Ahora bien, ¿cuál es la diferencia real entre las definiciones 'conjuntiva' y 'disyuntiva'? Sin duda alguna, la unidad que se toma como base en la descripción del contenido del signo. En el primer caso, el de la definición 'conjuntiva', se adopta(n) como unidad(es) la(s) figura(s) de contenido, teóricamente de número muy inferior al de sus posibilidades de agrupación: significados de signo. En el segundo, el de la definición 'disyuntiva', se adopta como unidad el significado del signo, que es designado por un signo sinónimo del definido, o bien, cuando esto no es posible, por una perífrasis más o menos amplia. Casi siempre se completa el sinónimo con la perífrasis, pues las definiciones de los diccionarios son redundantes. En este tipo de definiciones, que son las de los diccionarios generales de la lengua, entra un tercer factor, el cerebro del lector, que sitúa el signo definido en el marco del sistema léxico de la lengua. El cerebro humano tiene, pues, una función jerarquizadora del signo: sitúa el signo en su 'lugar jerárquico' en el sistema. La redundancia viene a suplir los fallos de la memoria. Esto explica que los diccionarios así construidos, asistemáticos y antieconómicos, sean útiles en la práctica, porque suponen el conocimiento de la lengua.

Los diccionarios que pretenden aprovechar los avances de la semántica estructural tratan de superar las aludidas deficiencias de los tradicionales, es decir, intentan ser sistemáticos, pretenden explicitar los niveles jerárquicos del sistema léxico de una lengua dada. La dificultad está en construirlos adecuadamente en la práctica. Los escasos avances de la semántica estructural, limitada a campos semánticos muy reducidos, no permiten hacer diccionarios generales de la lengua con este modelo. Por otra parte, queda la dificultad de subsanar los fenómenos de ambigüedad: polisemia y sinonimia.

En nuestra opinión, por tanto, la diferencia, en cuanto a su definición en el diccionario, entre el vocablo del léxico común y del científico-técnico viene dada por las posibilidades prácticas de una definición 'conjuntiva' -en mucho menores para el primero que para el segundo- y por los supuestos teóricos que fundamentan la obtención de los 'rasgos distintivos'. Pero, una vez aislados éstos, independientemente del criterio seguido -lingüístico o extralingüístico-, la naturaleza de la definición puede ser idéntica.
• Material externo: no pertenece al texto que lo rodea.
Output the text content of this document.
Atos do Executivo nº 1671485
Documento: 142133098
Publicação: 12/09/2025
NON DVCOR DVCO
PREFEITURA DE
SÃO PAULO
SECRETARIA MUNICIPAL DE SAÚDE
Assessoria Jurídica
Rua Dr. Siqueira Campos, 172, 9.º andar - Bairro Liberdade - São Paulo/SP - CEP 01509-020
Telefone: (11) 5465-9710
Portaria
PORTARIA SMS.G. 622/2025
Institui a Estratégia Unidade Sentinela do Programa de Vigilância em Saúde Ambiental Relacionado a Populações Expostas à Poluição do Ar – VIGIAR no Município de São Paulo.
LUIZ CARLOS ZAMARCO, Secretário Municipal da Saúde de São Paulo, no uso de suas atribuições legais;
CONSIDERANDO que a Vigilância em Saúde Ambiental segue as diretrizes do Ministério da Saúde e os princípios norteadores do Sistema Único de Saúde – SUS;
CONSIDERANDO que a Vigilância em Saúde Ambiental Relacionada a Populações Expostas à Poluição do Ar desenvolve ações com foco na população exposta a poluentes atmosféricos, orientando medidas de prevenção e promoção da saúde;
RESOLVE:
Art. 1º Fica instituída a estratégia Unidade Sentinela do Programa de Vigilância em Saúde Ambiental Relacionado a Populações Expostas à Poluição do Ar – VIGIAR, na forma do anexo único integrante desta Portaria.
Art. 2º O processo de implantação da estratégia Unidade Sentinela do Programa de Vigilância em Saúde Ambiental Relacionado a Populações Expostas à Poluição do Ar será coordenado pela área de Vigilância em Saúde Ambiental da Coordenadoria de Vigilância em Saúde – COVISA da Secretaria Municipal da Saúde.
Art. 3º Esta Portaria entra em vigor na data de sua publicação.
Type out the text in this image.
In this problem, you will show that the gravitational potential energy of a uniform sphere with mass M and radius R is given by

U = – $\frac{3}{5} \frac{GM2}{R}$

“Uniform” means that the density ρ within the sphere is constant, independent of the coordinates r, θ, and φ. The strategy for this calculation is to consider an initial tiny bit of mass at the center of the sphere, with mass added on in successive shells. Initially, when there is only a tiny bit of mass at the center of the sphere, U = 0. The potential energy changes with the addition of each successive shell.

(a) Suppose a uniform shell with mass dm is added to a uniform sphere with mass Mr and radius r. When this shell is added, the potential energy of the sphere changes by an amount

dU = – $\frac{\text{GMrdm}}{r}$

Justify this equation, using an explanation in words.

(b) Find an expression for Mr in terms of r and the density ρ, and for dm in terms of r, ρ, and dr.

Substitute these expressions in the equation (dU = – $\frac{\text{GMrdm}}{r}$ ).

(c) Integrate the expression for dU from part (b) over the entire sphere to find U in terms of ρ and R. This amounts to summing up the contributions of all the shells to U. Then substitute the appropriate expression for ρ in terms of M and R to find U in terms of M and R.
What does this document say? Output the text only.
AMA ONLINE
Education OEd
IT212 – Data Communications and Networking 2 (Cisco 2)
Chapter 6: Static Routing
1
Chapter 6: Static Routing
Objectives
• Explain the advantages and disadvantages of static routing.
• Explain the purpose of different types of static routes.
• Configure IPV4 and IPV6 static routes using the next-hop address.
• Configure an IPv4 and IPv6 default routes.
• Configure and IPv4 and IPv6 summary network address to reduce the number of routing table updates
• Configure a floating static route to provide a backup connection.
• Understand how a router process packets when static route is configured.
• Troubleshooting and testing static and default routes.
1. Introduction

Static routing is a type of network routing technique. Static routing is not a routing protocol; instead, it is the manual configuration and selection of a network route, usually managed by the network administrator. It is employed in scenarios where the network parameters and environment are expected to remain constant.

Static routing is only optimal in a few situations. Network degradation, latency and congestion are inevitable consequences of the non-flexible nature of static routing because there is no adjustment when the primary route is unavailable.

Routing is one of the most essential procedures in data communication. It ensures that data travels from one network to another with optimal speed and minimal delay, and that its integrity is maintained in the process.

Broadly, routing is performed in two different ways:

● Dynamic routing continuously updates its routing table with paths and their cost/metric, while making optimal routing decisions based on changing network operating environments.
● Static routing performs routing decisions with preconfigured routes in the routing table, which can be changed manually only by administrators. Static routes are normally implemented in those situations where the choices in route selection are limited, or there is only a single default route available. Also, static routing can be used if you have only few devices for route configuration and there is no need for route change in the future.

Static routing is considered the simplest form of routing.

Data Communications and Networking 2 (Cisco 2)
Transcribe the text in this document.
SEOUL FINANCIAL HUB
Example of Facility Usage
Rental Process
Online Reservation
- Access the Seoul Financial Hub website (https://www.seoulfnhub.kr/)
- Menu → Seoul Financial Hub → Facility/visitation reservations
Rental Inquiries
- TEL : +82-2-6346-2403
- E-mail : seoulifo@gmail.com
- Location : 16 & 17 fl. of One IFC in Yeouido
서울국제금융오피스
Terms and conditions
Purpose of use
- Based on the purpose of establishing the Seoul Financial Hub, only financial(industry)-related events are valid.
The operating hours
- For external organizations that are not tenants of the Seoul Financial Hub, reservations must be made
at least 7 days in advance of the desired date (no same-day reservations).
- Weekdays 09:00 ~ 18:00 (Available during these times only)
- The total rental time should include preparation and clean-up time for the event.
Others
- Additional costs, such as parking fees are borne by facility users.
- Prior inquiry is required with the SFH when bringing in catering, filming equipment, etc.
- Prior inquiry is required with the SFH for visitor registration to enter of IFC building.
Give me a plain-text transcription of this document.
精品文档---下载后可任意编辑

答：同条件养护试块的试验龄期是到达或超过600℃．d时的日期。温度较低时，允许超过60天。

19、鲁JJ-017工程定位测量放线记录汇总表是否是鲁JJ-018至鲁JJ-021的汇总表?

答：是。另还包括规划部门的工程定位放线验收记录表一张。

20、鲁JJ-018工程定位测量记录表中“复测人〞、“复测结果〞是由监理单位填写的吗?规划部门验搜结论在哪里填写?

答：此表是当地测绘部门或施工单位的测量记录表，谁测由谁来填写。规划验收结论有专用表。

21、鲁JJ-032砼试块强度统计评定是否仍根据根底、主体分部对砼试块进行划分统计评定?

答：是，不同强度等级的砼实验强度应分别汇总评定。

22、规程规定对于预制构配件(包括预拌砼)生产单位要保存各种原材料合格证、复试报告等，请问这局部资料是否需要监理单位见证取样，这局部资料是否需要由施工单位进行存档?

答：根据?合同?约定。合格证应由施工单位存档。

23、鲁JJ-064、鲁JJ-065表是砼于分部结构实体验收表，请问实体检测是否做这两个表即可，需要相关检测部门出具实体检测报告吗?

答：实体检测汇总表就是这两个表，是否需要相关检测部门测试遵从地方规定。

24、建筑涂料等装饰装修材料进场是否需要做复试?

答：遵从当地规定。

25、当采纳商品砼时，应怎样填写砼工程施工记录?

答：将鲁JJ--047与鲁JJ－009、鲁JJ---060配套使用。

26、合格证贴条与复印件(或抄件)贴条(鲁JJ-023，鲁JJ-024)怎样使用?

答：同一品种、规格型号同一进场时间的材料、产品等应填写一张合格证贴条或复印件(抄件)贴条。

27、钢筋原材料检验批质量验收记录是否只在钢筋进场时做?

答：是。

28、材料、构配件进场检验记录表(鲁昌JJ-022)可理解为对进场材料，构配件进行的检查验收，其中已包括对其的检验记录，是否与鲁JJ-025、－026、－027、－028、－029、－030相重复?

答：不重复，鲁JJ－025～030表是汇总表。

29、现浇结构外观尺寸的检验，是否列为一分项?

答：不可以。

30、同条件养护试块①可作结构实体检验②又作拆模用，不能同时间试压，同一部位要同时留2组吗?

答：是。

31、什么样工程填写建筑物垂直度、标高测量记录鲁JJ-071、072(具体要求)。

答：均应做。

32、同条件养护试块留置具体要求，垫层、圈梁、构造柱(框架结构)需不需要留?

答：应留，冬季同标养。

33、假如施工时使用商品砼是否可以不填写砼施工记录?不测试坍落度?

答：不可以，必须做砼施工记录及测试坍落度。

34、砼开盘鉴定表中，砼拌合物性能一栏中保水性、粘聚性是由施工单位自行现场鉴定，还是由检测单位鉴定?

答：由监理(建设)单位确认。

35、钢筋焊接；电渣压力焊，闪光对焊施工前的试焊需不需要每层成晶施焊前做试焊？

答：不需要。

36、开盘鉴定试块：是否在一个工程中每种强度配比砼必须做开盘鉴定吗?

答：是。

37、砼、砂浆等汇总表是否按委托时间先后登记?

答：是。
Para el lingüista, en concreto, para el lexicógrafo, los problemas que plantea el lenguaje científico-técnico vienen dados por la inclusión de términos técnicos en el 'diccionario general de la lengua'. Obviamente, esto sólo ha de hacerse si previamente -si se puede hablar así- los términos técnicos se han incorporado a la lengua común. Pero este paso, que comentamos, de elementos de los lenguajes científico-técnicos a la lengua común, supone la aparición o identificación de un(os) lenguaje(s) sectorial(es): los que podemos denominar lenguajes sectoriales de la ciencia y de la técnica.

En efecto, cuando en un término científico-técnico deja de ser operativa la biunivocidad significante-significado, aquél se desgaja del propio sistema y pierde alguno de sus rasgos distintivos, originándose ambigüedad en tanto que puede entrar en sinonimia con otros términos de la lengua común, o bien puede adoptar otros significados adicionales; así como también le es posible entran en el juego de las connotaciones, señaladamente la connotación de campo semántico o dominio léxico diferente. Tarea del lexicógrafo será identificar cuándo un término técnico se ha incorporado a la lengua común y en qué dominio léxico se inserta. A partir de ahí el tipo de definición lexicográfica vendrá dado, no por exigencias de su origen sino, obviamente, por las del campo semántico nuevo del que ha pasado a formar parte.